By: Lindsay Hall
The Introductory Panel to the Shapiro Environmental Law Symposium built off of the powerful and comprehensive presentation from Lois Schiffer, the General Counsel of the National Oceanic and Atmospheric Administration (NOAA). The prominent first panel, moderated by GW’s own Professor Robert Glicksman, was comprised of Jay Jensen, the Associate Director of Land & Water from the White House Council on Environmental Quality (CEQ), Hope Babcock, a Professor of Law at Georgetown University Law Center, and Zygmunt Plater, Professor of Law at Boston College.
The panel began with a discussion of the overarching themes of Federal land management planning and whether the true vision contemplated by the first environmental visionaries had come to fruition. First, Jay Jensen provided an overview of CEQ, the National Environmental Policy Act (NEPA), and President Obama’s focus on collaborative approaches to Federal land management. He conveyed the administration’s goals to expand research, transparency, and informed decision-making in the planning process. He articulated the Fish and Wildlife Service’s Planning Rule’s three overarching goals: (1) large-landscape scale planning scope, (2) grounded in peer-reviewed science, (3) with community-based support. Jensen further emphasized the administration’s desire to greater promote youth engagement and to further streamline the planning process.
Next, Professor Hope Babcock provided the audience with a thorough review of the evolution of US Forest Service v. Pacific Rivers Council. Professor Babcock articulated the threat to citizen standing created by the Court’s remand. She noted the potential danger of allowing the Court to test Federal planning procedures, and the impact that even a modest increase in the plaintiff’s pleading burden would have on the ability for interested citizens to become involved in the planning process. What is more troubling, she acknowledged, was the Court’s apparent willingness to consider the petition for a writ of certiorari despite the lack of conflict among circuits, the lack of briefing on certain ripeness issues, and the presentations of questions of no clear import. Professor Babcock stressed the need for citizen oversight of the Federal planning process through targeted challenges.

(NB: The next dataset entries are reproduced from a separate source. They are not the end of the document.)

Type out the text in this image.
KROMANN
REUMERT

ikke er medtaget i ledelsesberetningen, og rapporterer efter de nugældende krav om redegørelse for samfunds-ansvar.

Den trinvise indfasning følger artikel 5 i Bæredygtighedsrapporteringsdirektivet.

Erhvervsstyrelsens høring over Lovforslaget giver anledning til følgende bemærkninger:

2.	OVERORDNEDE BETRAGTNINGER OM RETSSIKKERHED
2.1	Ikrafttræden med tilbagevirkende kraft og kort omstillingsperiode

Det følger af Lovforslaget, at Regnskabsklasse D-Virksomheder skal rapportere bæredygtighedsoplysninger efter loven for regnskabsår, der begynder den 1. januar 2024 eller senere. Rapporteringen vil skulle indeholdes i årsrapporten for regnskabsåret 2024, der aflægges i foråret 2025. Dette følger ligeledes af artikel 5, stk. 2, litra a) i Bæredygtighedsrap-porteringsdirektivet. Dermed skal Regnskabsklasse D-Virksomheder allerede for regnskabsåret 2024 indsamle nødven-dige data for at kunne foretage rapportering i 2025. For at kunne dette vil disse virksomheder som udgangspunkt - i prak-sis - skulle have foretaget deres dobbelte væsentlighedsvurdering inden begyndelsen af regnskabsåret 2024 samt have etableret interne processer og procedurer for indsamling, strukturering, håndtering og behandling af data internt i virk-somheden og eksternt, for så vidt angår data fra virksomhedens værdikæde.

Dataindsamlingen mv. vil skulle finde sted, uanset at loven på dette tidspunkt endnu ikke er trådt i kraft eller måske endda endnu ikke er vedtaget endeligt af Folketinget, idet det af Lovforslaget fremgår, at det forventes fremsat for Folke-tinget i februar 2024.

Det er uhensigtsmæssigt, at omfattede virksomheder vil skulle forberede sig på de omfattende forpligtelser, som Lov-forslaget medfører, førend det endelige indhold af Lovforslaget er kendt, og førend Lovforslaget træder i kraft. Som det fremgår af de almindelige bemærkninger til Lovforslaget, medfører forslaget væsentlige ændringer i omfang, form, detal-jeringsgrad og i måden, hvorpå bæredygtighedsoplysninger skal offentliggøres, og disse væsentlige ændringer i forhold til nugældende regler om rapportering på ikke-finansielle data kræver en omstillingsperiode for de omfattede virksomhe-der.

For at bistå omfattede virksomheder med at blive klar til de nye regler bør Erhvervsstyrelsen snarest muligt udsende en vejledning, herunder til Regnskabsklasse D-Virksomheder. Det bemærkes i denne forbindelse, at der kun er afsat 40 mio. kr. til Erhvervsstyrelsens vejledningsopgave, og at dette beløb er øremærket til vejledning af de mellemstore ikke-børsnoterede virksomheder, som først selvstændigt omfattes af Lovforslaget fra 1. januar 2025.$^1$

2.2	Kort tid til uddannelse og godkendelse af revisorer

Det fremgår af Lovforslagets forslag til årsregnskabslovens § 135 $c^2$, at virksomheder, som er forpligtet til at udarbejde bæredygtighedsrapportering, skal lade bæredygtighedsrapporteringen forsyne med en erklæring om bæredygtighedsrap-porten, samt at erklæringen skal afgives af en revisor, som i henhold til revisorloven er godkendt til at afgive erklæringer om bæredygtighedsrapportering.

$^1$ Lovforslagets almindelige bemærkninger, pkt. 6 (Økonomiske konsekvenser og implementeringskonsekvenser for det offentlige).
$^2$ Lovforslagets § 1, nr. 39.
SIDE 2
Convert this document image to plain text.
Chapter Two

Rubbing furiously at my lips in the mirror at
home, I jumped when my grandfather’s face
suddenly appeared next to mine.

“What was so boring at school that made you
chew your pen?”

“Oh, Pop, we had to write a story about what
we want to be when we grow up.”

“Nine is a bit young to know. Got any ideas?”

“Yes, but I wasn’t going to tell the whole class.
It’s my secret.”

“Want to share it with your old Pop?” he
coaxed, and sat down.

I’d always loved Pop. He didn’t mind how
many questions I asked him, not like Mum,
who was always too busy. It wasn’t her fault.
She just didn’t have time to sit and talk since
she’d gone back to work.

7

Finally, Professor Zygmunt Plater delivered a helpful accounting of the history of federal planning, the need for inter-agency coordination, the allocation of ample time and financial resources, and state involvement. Further, he warned of the unsustainable influence of the extractive industries in today’s politics. Instead of Federal agencies regulating to protect the common good, he believed that agencies today are nearly held captive by the powerful interests of private groups. Professor Plater stressed the need for a movement away from the di-polar governmental system and iron triangles of corrupt influence prevalent recently toward a more multi-centric, cooperative political environment. He articulated the importance of citizen involvement and enforcement of Federal environmental laws, and the key role that standing plays in the individual citizen’s ability to become involved.